Damit eine Schwangerschaft entstehen kann, sind zahlreiche, fein aufeinander abgestimmte Vorgänge nötig, an denen verschiedene Organe und Hormone beteiligt sind. Ist auch nur ein Faktor gestört, kann das zu Komplikationen führen und eine Schwangerschaft erschweren. Statistisch gesehen verteilen sich die Fruchtbarkeitsstörungen mit jeweils etwa 20 bis 30 Prozent gleichmäßig auf Frau und Mann. Bei 25 bis 40 Prozent der betroffenen Paare besteht eine Störung bei beiden Partnern. Nicht selten finden sich mehrere kleine Auffälligkeiten, die in der Summe die Chancen für eine natürliche Schwangerschaft reduzieren. In 10 bis 20 Prozent der Fälle bleibt die Ursache jedoch unklar (idiopathisch).
Stellt sich der ersehnte Nachwuchs nicht ein, liegt nicht immer eine Erkrankung vor. Großen Einfluss auf die Fruchtbarkeit haben auch das Alter der beiden Partner sowie ihr Lebenswandel. Die Fertilität der Frau sinkt ab Mitte 20, zunächst allmählich, ab 30 Jahren zunehmend. Eine 35-Jährige hat im Vergleich zu einer 25-Jährigen nur halb so gute Chancen, ein gesundes Kind zu bekommen.

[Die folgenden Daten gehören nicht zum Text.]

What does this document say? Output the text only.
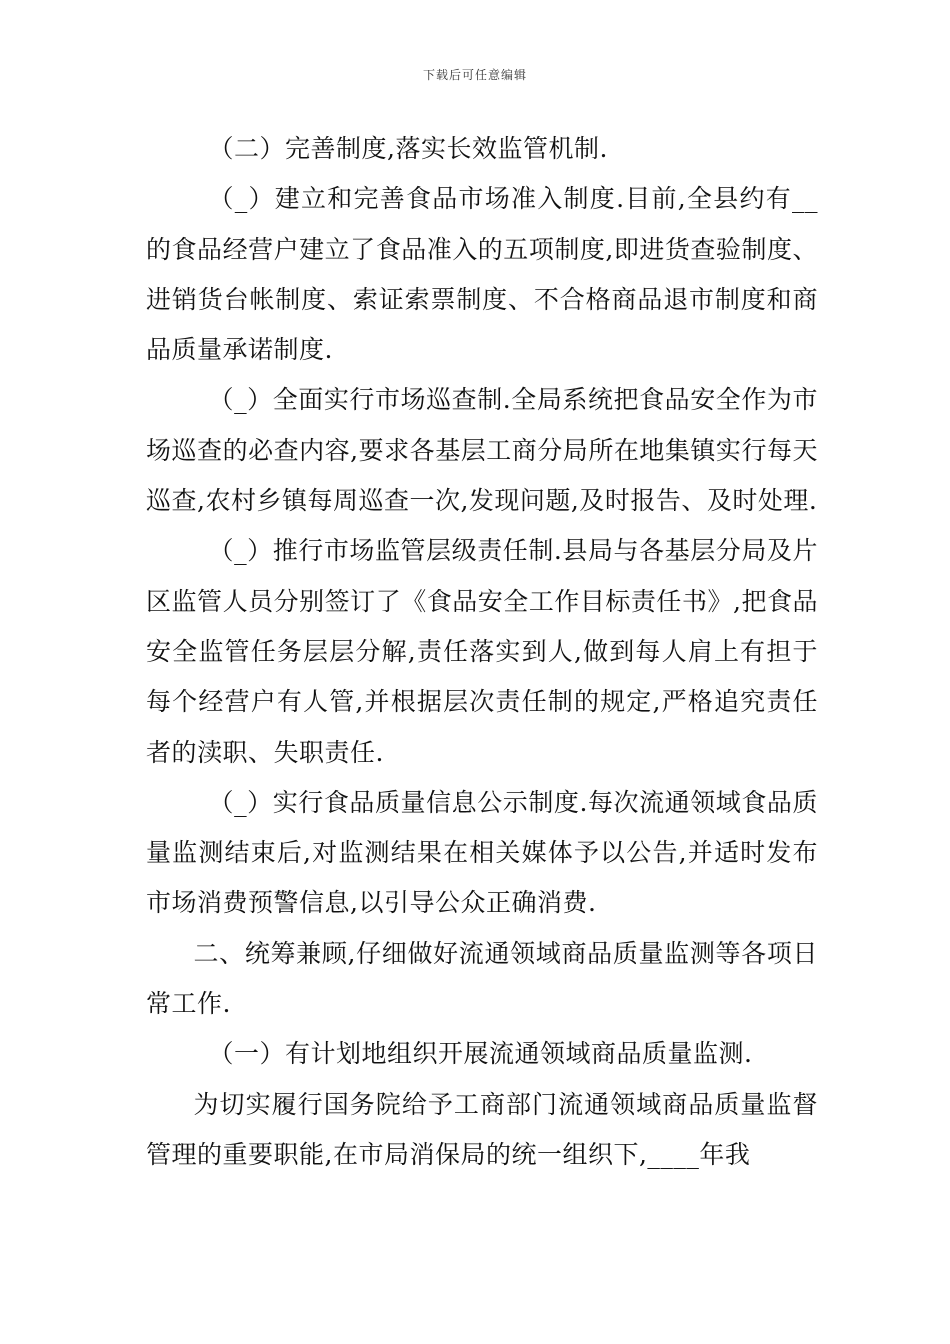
下载后可任意编辑

（二）完善制度,落实长效监管机制.

（_）建立和完善食品市场准入制度.目前,全县约有__的食品经营户建立了食品准入的五项制度,即进货查验制度、进销货台帐制度、索证索票制度、不合格商品退市制度和商品质量承诺制度.

（_）全面实行市场巡查制.全局系统把食品安全作为市场巡查的必查内容,要求各基层工商分局所在地集镇实行每天巡查,农村乡镇每周巡查一次,发现问题,及时报告、及时处理.

（_）推行市场监管层级责任制.县局与各基层分局及片区监管人员分别签订了《食品安全工作目标责任书》,把食品安全监管任务层层分解,责任落实到人,做到每人肩上有担于每个经营户有人管,并根据层次责任制的规定,严格追究责任者的渎职、失职责任.

（_）实行食品质量信息公示制度.每次流通领域食品质量监测结束后,对监测结果在相关媒体予以公告,并适时发布市场消费预警信息,以引导公众正确消费.

二、统筹兼顾,仔细做好流通领域商品质量监测等各项日常工作.

（一）有计划地组织开展流通领域商品质量监测.

为切实履行国务院给予工商部门流通领域商品质量监督管理的重要职能,在市局消保局的统一组织下,____年我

Männer können zwar lange zeugungsfähig bleiben, doch die Qualität der Spermien nimmt zwischen 30 und 40 Jahren kontinuierlich ab, während genetische Defekte zunehmen. Der Fertilität schaden Stress, der Konsum von Tabak – die Zeugungsfähigkeit kann sich um bis zu 40 Prozent verringern –, Alkohol und andere Drogen, Schlafmangel, extremer Leistungssport, manche Medikamente, extremes Über- und Untergewicht, Umweltgifte und Luftverschmutzung, psychische und sexuelle Probleme. Diese Faktoren können den Hormonhaushalt aus dem Gleichgewicht bringen, die Funktion der Eierstöcke beeinträchtigen, das Einnisten befruchteter Eizellen erschweren, die Spermienzahl und -qualität herabsetzen und/oder zu einer erektilen Dysfunktion führen.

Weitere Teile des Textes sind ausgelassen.